Armut ist mehr denn je ein komplexes und relatives Phänomen. Der bestehende globale Reichtum reicht aus, um die Grundbedürfnisse vollständig zu befriedigen. Es sind Asymmetrien in den bestehenden wirtschaftlichen Interessen, dass es 800 Millionen Menschen mit Fehl- und Unterernährung gibt und 30 Millionen Menschen in sklavenähnlichen Verhältnissen leben. Die Verteilung des global geschaffenen Wohlstands, die Risiken zu seiner Mehrung wie auch die Ressourcen für Innovationen sind  ungleich verteilt. Sie sind das Resultat von höchst unterschiedlichen Anforderungen bei technologischen und gesellschaftlichen Innovationen wie von Verkrustungen und Ungerechtigkeiten. 

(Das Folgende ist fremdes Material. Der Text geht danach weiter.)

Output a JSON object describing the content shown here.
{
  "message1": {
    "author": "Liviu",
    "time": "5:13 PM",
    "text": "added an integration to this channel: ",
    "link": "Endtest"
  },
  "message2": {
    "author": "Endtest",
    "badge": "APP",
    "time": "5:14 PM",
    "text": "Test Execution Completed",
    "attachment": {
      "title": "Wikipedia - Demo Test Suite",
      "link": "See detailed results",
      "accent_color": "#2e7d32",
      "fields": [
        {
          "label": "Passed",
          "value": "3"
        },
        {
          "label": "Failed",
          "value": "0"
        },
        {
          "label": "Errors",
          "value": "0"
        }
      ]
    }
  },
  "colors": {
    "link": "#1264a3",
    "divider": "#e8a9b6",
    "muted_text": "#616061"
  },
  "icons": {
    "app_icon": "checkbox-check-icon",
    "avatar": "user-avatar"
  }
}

Beispielsweise reflektieren internationale Institutionen das Kräfteverhältnis der Welt von der Mitte des 20. Jahrhunderts, als entwickelte Staaten für 80 % der globalen Wertschöpfung verantwortlich zeichneten. Heute sind es nur noch 50 %. Oder: nach den bestehenden Investitionsschutzabkommen kann ein Unternehmen die südafrikanische Regierung verklagen, wenn die Gewinne durch staatliche Programme berührt werden, die auf die Überwindung der Altlasten der Apartheid zielen. Auch Migration kann den Wohlstand in den Entwicklungsländern unmittelbar und massiv erhöhen. Wie auch in der Vergangenheit setzt Unterkonsumtion eines Teils der globalen Bevölkerung Ressourcen für Wachstum und Innovationen für einen anderen Teil der Bevölkerung frei, wobei, wie das Mobiltelefon zeigt, vollständig neue Wachstumsmöglichkeiten entstehen.  

Es bleibt nur die Gewissheit, dass es einfache Antworten auf gesellschaftliche Phänomene wie die Armut in Afrika nicht gibt. Jede Vereinfachung zeigt eher politischen Überzeugungen als dass nun der goldene, der einzig richtigen Weg zur Überwindung von Armut gefunden wurde.  Vielleicht wäre ein weniger spektakulärer, aber erfolgversprechender Ansatz zu sagen, dass Armut das Resultat von widersprüchlichen Trends ist und es um Fragen der Abwägung und Bewertung in einer zusammenhängenden Welt geht. 

Update: Ein Überblick zum historischen Denken über Armut ist hier

Update 4. Mai 2014. Ein Überblick der Ressourcenströme. Es fließen erheblich mehr Mittel aus den Entwicklungsländern als in die Entwicklungsländer. Solange die Bilanz in diesem Maßstab negativ ist, kompensiert die Entwicklungshilfe nur einen geringen Teil der Verluste. Historisch vielleicht vergleichbar mit der mittelalterlichen Mildtätigkeit, durchaus notwendig, aber auch systemstabilisierend, nicht systemverändernd.
Quelle

1 Kommentar:

  1. Entschuldigung, aber wo soll man sehen, dass erheblich mehr Geld aus den Entwicklungsländern fließt als hinein. Inflow bedeutet ja wohl, dass das Geld in die Entwicklungsländer fließt, oder ist das genau anders rum gemeint? Denn auf der Grafik sehen die Balken links einfach optisch größer aus.

    Eine Erklärung zur Grafik wäre schön! Zumal diese auf englisch ist. Denn, obwohl ich relativ gut englisch spreche, sagen mir die ganzen Begriffe nichts! Und ich will nicht jeden einzeln googeln!

    Sonst ist die Grafik ja sehr detailliert und bestimmt auch wichtig und interessant, sofern man sie denn auch versteht.